I was 14 years old when I met my husband. He was between 20 and 25 years old. I was still going to school and was interested in continuing my education. But my family had major financial difficulties and I could not continue with my studies. When my husband learned that I had left school, he came to ask for me. At that point, I had no excuse. Since he had been so persistent and patient, I felt that he was the one for me and that God had sent him for me. He was nice and kind and could support me financially and spiritually.

Our life together was like a partnership. We planned things together and decided on the household affairs. We were friends.

Despite how good our relationship was initially, like most couples, we had some marital problems. In 2001, I left home and went to live with my older brother in Mbobero, located about 8 km from Bukavu.

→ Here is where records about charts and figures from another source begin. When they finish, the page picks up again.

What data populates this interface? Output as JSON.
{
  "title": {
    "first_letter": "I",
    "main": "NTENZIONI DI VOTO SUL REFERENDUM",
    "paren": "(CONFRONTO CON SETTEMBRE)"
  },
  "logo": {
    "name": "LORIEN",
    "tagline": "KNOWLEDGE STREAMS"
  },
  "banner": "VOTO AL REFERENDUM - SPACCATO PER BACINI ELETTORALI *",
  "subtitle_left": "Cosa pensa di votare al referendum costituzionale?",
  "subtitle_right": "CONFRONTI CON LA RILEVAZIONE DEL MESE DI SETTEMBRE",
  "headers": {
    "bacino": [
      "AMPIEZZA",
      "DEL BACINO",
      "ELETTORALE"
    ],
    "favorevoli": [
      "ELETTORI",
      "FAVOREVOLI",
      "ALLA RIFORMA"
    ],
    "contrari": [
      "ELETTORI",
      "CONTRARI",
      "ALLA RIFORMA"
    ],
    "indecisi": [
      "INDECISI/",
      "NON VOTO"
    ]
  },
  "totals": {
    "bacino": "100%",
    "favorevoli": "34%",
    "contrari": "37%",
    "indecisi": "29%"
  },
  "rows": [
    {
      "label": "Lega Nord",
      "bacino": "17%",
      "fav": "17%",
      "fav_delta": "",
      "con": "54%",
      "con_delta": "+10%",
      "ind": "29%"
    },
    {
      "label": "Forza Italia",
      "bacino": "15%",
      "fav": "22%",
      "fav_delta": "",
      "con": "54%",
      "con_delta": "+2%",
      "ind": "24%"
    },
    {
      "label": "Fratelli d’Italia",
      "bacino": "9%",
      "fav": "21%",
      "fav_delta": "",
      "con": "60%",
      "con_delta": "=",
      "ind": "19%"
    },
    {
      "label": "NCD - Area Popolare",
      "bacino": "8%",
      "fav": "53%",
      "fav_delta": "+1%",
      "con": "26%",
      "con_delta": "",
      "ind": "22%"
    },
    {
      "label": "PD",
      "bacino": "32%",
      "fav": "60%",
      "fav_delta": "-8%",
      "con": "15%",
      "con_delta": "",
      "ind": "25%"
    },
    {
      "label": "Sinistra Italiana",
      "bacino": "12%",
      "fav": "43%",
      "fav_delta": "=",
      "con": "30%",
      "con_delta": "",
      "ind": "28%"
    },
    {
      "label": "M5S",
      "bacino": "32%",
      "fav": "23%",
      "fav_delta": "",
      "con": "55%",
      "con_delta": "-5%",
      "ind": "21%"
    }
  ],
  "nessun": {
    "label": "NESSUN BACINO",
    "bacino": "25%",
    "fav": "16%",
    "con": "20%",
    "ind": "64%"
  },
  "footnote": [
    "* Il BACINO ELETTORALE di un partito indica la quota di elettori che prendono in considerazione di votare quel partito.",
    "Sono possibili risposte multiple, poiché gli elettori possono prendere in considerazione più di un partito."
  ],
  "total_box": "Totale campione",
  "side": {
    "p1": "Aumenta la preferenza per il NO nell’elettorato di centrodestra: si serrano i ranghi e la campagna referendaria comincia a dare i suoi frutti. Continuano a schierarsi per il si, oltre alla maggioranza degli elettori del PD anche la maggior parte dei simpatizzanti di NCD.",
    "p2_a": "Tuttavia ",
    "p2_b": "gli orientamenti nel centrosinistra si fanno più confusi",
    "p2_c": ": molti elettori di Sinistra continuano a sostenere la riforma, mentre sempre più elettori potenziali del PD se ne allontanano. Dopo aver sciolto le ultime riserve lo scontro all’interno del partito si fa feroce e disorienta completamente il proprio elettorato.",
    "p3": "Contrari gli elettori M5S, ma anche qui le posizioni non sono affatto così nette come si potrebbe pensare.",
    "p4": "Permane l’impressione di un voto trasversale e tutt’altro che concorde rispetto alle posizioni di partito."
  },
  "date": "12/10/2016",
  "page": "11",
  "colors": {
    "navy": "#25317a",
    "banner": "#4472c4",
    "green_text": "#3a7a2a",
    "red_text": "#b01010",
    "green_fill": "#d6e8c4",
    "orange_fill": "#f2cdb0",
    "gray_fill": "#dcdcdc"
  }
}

In June of that year, the Interahamwe attacked Mbobero. It was in the middle of the night, between 9 pm and 2 am. They usually come during the night. They knocked on our door. We asked who it was. They replied, "Open up." Before we could ask another question, the door was banged down. I was in the house with my four children, my younger sister, my sister-in-law, and her two children.

My brother was not home. He had left the house after dinner to attend a meeting with the other men in the village to talk about the arrival of the rebels. They could not know which direction they would come from.

The rebels entered the house and identified what they wanted. Instead of my sister-in-law or younger sister, I was selected to go with them to carry the items they stole. It was as if I were cursed. Why me and not the others?

We walked for more than four hours when I finally told them I was tired. I could not continue walking with these heavy items on my back, so I dropped the materials on the ground. One of them said to me, "I'm going to give you something to make you relax." As I was on the ground, one them hit me; another one kicked me. They started tearing off my clothes with force. I started crying and pleading for them not to rape or kill me. One of them replied, "even if I killed you, what would it matter? You are not human. You are like an animal. Even if I kill you, it is not as if you would be missed. You Congolese are many."

I continued to cry and plead. One of them held his hand over my mouth, while another got on top of me. They continued this way, taking turns covering my mouth and raping me until each had his turn. It was painful. It was like they were piercing a knife to my heart and the pain would go from my heart to my head and to my body. I just wanted to die. In fact, I think I did die that day. Being raped is like dying. They kill you. You become numb. You are breathing, but you are not alive. They kill you by taking away your self-worth, your dignity. They kill you further by leaving you with all kinds of diseases to finish the job they started.